RightShip launched the new Dry Bulk Management Standard ( DBMS ) in April, in an email interview with xindemarinenews , Mr. Luke Fisher, Project Lead of DBMS, gives a brief introduction for the new standard.
Luke Fisher:The Dry Bulk Management Standard was kickstarted by RightShip and is a result of a collaboration between a significant number of members of the sector who held a common passion and vision for improving safety standards within dry bulk.
The standards published at the beginning of April 2020 on the DBMS website are still in their draft format, and developing standards further and refining them will be an iterative process that is dependent on members of the sector collaborating further and provide their feedback.

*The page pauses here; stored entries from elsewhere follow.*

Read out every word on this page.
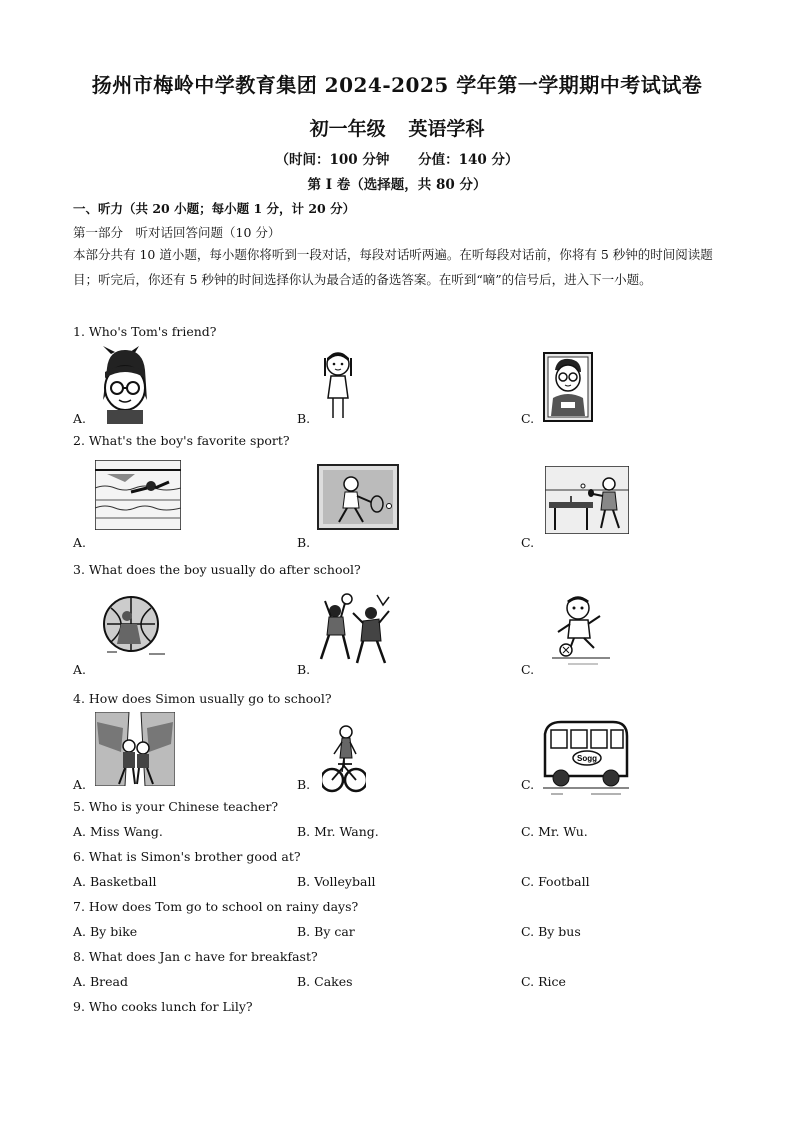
扬州市梅岭中学教育集团 2024-2025 学年第一学期期中考试试卷
初一年级 英语学科
（时间：100 分钟 分值：140 分）
第 I 卷（选择题，共 80 分）
一、听力（共 20 小题；每小题 1 分，计 20 分）
第一部分　听对话回答问题（10 分）
本部分共有 10 道小题，每小题你将听到一段对话，每段对话听两遍。在听每段对话前，你将有 5 秒钟的时间阅读题目；听完后，你还有 5 秒钟的时间选择你认为最合适的备选答案。在听到“嘀”的信号后，进入下一小题。
1. Who's Tom's friend?
A.	B.	C.
2. What's the boy's favorite sport?
A.	B.	C.
3. What does the boy usually do after school?
A.	B.	C.
4. How does Simon usually go to school?
A.	B.
Sogg
C.
5. Who is your Chinese teacher?
A. Miss Wang.	B. Mr. Wang.	C. Mr. Wu.
6. What is Simon's brother good at?
A. Basketball	B. Volleyball	C. Football
7. How does Tom go to school on rainy days?
A. By bike	B. By car	C. By bus
8. What does Jan c have for breakfast?
A. Bread	B. Cakes	C. Rice
9. Who cooks lunch for Lily?
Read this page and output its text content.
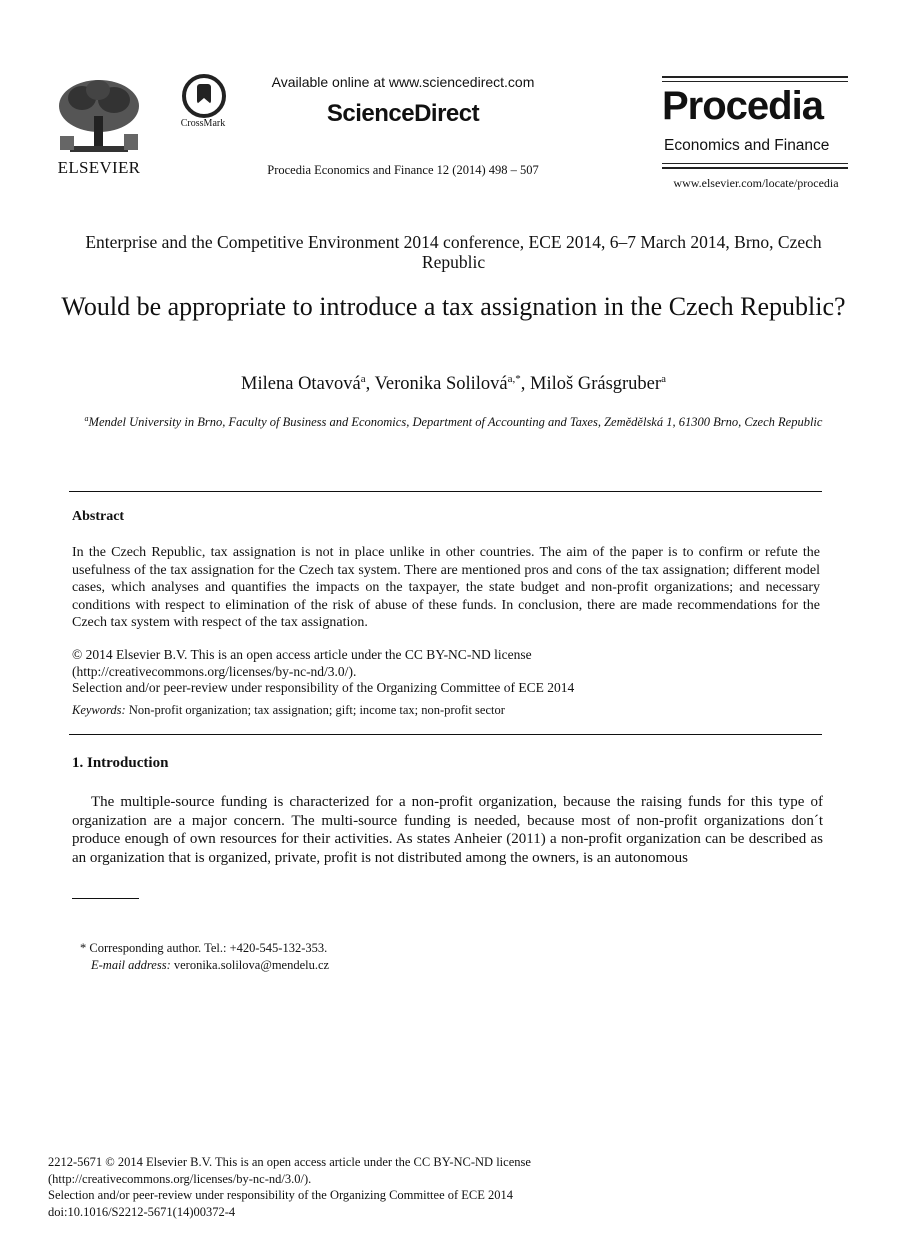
ELSEVIER
CrossMark
Available online at www.sciencedirect.com
ScienceDirect
Procedia Economics and Finance 12 (2014) 498 – 507
Procedia
Economics and Finance
www.elsevier.com/locate/procedia
Enterprise and the Competitive Environment 2014 conference, ECE 2014, 6–7 March 2014, Brno, Czech Republic
Would be appropriate to introduce a tax assignation in the Czech Republic?
Milena Otavová$^a$, Veronika Solilová$^{a,*}$, Miloš Grásgruber$^a$
$^a$Mendel University in Brno, Faculty of Business and Economics, Department of Accounting and Taxes, Zemědělská 1, 61300 Brno, Czech Republic
Abstract
In the Czech Republic, tax assignation is not in place unlike in other countries. The aim of the paper is to confirm or refute the usefulness of the tax assignation for the Czech tax system. There are mentioned pros and cons of the tax assignation; different model cases, which analyses and quantifies the impacts on the taxpayer, the state budget and non-profit organizations; and necessary conditions with respect to elimination of the risk of abuse of these funds. In conclusion, there are made recommendations for the Czech tax system with respect of the tax assignation.
© 2014 Elsevier B.V. This is an open access article under the CC BY-NC-ND license
(http://creativecommons.org/licenses/by-nc-nd/3.0/).
Selection and/or peer-review under responsibility of the Organizing Committee of ECE 2014
Keywords: Non-profit organization; tax assignation; gift; income tax; non-profit sector
1. Introduction
The multiple-source funding is characterized for a non-profit organization, because the raising funds for this type of organization are a major concern. The multi-source funding is needed, because most of non-profit organizations don´t produce enough of own resources for their activities. As states Anheier (2011) a non-profit organization can be described as an organization that is organized, private, profit is not distributed among the owners, is an autonomous
* Corresponding author. Tel.: +420-545-132-353.
E-mail address: veronika.solilova@mendelu.cz
2212-5671 © 2014 Elsevier B.V. This is an open access article under the CC BY-NC-ND license
(http://creativecommons.org/licenses/by-nc-nd/3.0/).
Selection and/or peer-review under responsibility of the Organizing Committee of ECE 2014
doi:10.1016/S2212-5671(14)00372-4
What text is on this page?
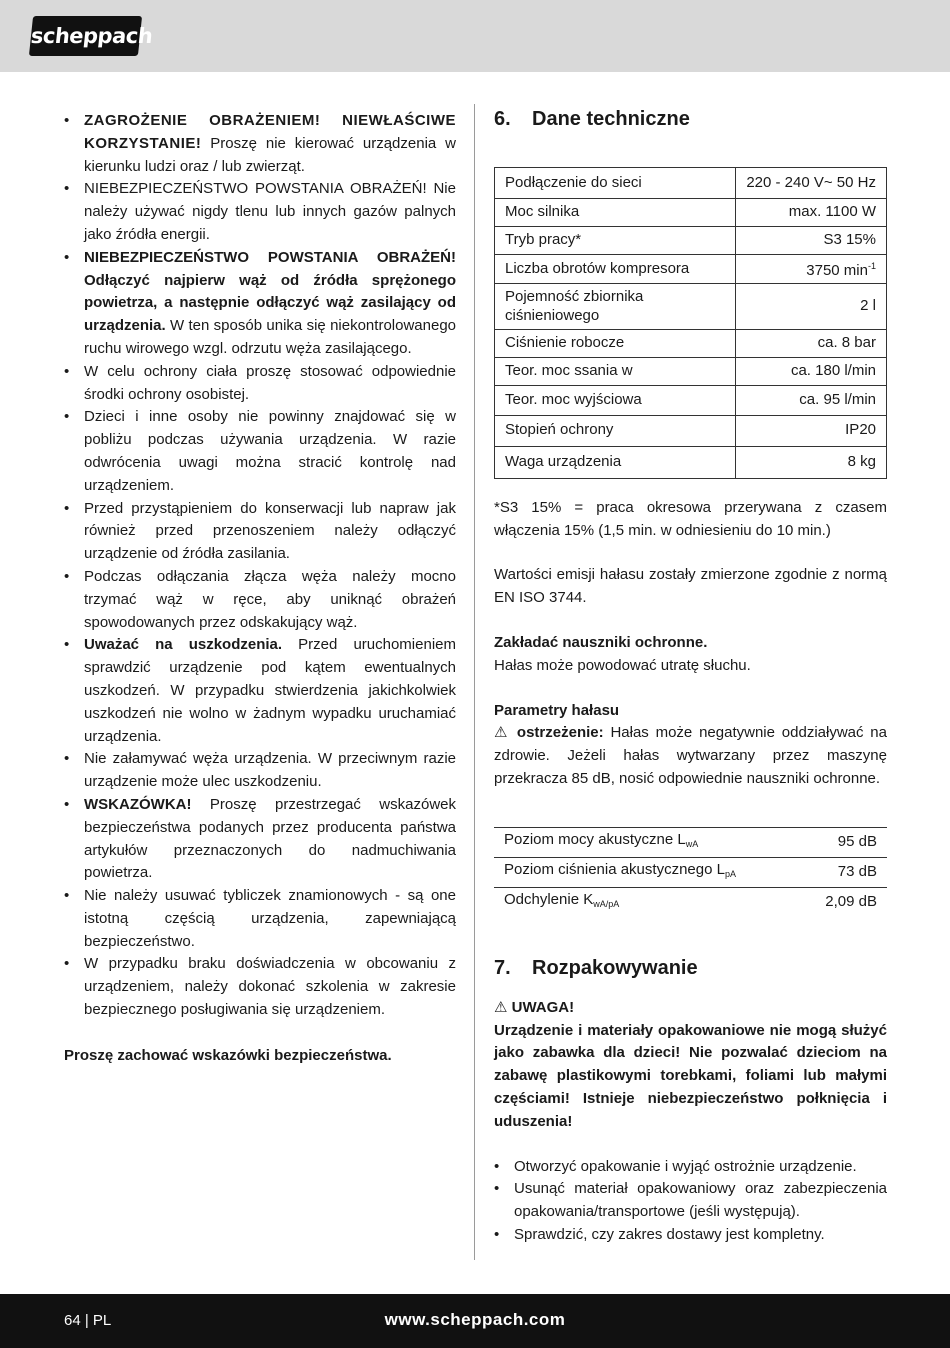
scheppach
• ZAGROŻENIE OBRAŻENIEM! NIEWŁAŚCIWE KORZYSTANIE! Proszę nie kierować urządzenia w kierunku ludzi oraz / lub zwierząt.
• NIEBEZPIECZEŃSTWO POWSTANIA OBRAŻEŃ! Nie należy używać nigdy tlenu lub innych gazów palnych jako źródła energii.
• NIEBEZPIECZEŃSTWO POWSTANIA OBRAŻEŃ! Odłączyć najpierw wąż od źródła sprężonego powietrza, a następnie odłączyć wąż zasilający od urządzenia. W ten sposób unika się niekontrolowanego ruchu wirowego wzgl. odrzutu węża zasilającego.
• W celu ochrony ciała proszę stosować odpowiednie środki ochrony osobistej.
• Dzieci i inne osoby nie powinny znajdować się w pobliżu podczas używania urządzenia. W razie odwrócenia uwagi można stracić kontrolę nad urządzeniem.
• Przed przystąpieniem do konserwacji lub napraw jak również przed przenoszeniem należy odłączyć urządzenie od źródła zasilania.
• Podczas odłączania złącza węża należy mocno trzymać wąż w ręce, aby uniknąć obrażeń spowodowanych przez odskakujący wąż.
• Uważać na uszkodzenia. Przed uruchomieniem sprawdzić urządzenie pod kątem ewentualnych uszkodzeń. W przypadku stwierdzenia jakichkolwiek uszkodzeń nie wolno w żadnym wypadku uruchamiać urządzenia.
• Nie załamywać węża urządzenia. W przeciwnym razie urządzenie może ulec uszkodzeniu.
• WSKAZÓWKA! Proszę przestrzegać wskazówek bezpieczeństwa podanych przez producenta państwa artykułów przeznaczonych do nadmuchiwania powietrza.
• Nie należy usuwać tybliczek znamionowych - są one istotną częścią urządzenia, zapewniającą bezpieczeństwo.
• W przypadku braku doświadczenia w obcowaniu z urządzeniem, należy dokonać szkolenia w zakresie bezpiecznego posługiwania się urządzeniem.

Proszę zachować wskazówki bezpieczeństwa.

6. Dane techniczne
Podłączenie do sieci	220 - 240 V~ 50 Hz
Moc silnika	max. 1100 W
Tryb pracy*	S3 15%
Liczba obrotów kompresora	3750 $\min^{-1}$
Pojemność zbiornika ciśnieniowego	2 l
Ciśnienie robocze	ca. 8 bar
Teor. moc ssania w	ca. 180 l/min
Teor. moc wyjściowa	ca. 95 l/min
Stopień ochrony	IP20
Waga urządzenia	8 kg

*S3 15% = praca okresowa przerywana z czasem włączenia 15% (1,5 min. w odniesieniu do 10 min.)

Wartości emisji hałasu zostały zmierzone zgodnie z normą EN ISO 3744.

Zakładać nauszniki ochronne.

Hałas może powodować utratę słuchu.

Parametry hałasu

⚠ ostrzeżenie: Hałas może negatywnie oddziaływać na zdrowie. Jeżeli hałas wytwarzany przez maszynę przekracza 85 dB, nosić odpowiednie nauszniki ochronne.

Poziom mocy akustyczne $L_{wA}$	95 dB
Poziom ciśnienia akustycznego $L_{pA}$	73 dB
Odchylenie $K_{wA/pA}$	2,09 dB
7. Rozpakowywanie

⚠ UWAGA!

Urządzenie i materiały opakowaniowe nie mogą służyć jako zabawka dla dzieci! Nie pozwalać dzieciom na zabawę plastikowymi torebkami, foliami lub małymi częściami! Istnieje niebezpieczeństwo połknięcia i uduszenia!

• Otworzyć opakowanie i wyjąć ostrożnie urządzenie.
• Usunąć materiał opakowaniowy oraz zabezpieczenia opakowania/transportowe (jeśli występują).
• Sprawdzić, czy zakres dostawy jest kompletny.
64 | PL	www.scheppach.com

It is clear that there is an obvious need for improved safety standards within the dry bulk sector. In the last ten years, there have been more than 2,000 incidents on dry bulk vessels and more than 200 seafarers have lost their lives. Hundreds more have been injured, leaving a great deal with life-changing injuries that often mean they can no longer work at sea. Not only do these incidents result in an incalculable social and economic cost to mariners and their families, but they are also costly to the owners and operators and the wider supply chain.
While the statutory regulations that support safety in the dry bulk safety do an adequate job, there is very little in the dry bulk sector that allows members of the sector to attain excellence beyond base compliance. The voluntary DBMS programme is designed to allow ship managers to measure their Safety Management System (SMS) against agreed industry standards. This will ensure an operator's policies align with industry best practice to both advance their performance and attain high standards of health, safety, security and pollution prevention.
Improving safety standards is an ongoing and constant area of focus for the dry bulk segment. The DBMS takes lessons learned from other sectors that have developed an extremely rigorous approach to safety, for example, tanker operators and their OCIMF standards. By allowing bulk managers to see their benchmarked performance, they will be able to identify areas that need improvement beyond basic compliance, and set themselves on a roadmap towards better standards.
The opinions expressed herein are the author's and not necessarily those of The Xinde Marine News.